DOCERE

Marc-Édouard Nabe

« Une conversion n'a pas à être spectaculaire. On ne passe pas en un instant de la vie mortelle à l'éternité vivante : les soufis le savent bien. Il y a, entre le dégrisement et le ravissement, sept cent mille voiles que toute une vie ne suffit pas forcément à arracher. « J'étais cru puis j'ai été cuit, et je suis consumé », enseigne le derviche tourneur. Le temps de la cuisson : voilà ce qu'est la vie. En tournant, les derviches ne font que prêter leur viande magnifique à la vive flamme, comme des brochettes d'amour. »

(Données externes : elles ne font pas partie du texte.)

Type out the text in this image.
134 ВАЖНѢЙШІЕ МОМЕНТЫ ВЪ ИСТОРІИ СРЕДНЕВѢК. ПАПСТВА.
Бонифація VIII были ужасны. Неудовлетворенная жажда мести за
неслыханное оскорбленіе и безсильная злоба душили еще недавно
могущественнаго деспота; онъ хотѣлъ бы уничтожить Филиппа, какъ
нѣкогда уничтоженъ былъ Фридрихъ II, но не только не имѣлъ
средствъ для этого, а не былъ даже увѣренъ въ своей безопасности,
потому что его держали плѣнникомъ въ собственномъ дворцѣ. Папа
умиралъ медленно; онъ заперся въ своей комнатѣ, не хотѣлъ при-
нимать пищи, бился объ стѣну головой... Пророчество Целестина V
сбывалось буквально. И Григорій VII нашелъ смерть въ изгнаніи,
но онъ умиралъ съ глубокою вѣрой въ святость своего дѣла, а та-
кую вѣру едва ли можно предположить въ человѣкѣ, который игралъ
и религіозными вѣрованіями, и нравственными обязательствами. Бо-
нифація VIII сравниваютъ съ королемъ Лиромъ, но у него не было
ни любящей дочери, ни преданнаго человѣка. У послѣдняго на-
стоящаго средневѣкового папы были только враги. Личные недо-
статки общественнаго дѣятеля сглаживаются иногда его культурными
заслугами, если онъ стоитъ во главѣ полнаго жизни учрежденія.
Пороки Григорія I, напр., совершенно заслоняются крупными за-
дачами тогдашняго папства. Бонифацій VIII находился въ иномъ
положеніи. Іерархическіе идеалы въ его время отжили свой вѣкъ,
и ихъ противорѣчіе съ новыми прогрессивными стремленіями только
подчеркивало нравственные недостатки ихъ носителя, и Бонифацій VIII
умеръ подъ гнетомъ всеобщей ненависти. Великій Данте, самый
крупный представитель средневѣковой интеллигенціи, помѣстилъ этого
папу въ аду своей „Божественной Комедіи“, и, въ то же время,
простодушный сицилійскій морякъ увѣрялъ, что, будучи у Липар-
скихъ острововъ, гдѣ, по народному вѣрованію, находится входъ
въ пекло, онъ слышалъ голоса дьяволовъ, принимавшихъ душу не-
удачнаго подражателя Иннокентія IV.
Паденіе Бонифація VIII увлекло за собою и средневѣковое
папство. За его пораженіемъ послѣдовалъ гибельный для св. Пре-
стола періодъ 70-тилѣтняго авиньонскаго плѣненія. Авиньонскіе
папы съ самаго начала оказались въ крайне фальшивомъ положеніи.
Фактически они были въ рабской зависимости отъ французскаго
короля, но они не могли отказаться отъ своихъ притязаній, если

— Marc-Édouard Nabe, L'âge du Christ, éd. du Rocher, p. 13

« La pratique religieuse est conçue pour pourchasser l'âme. Chaque prière la traque, les sacrements l'acculent. La vie d'un chrétien est une chasse à l'âme. »

— Marc-Édouard Nabe, L'âge du Christ, éd. du Rocher, p. 14

« L'humanisme, c'est la dictature de l'homme. »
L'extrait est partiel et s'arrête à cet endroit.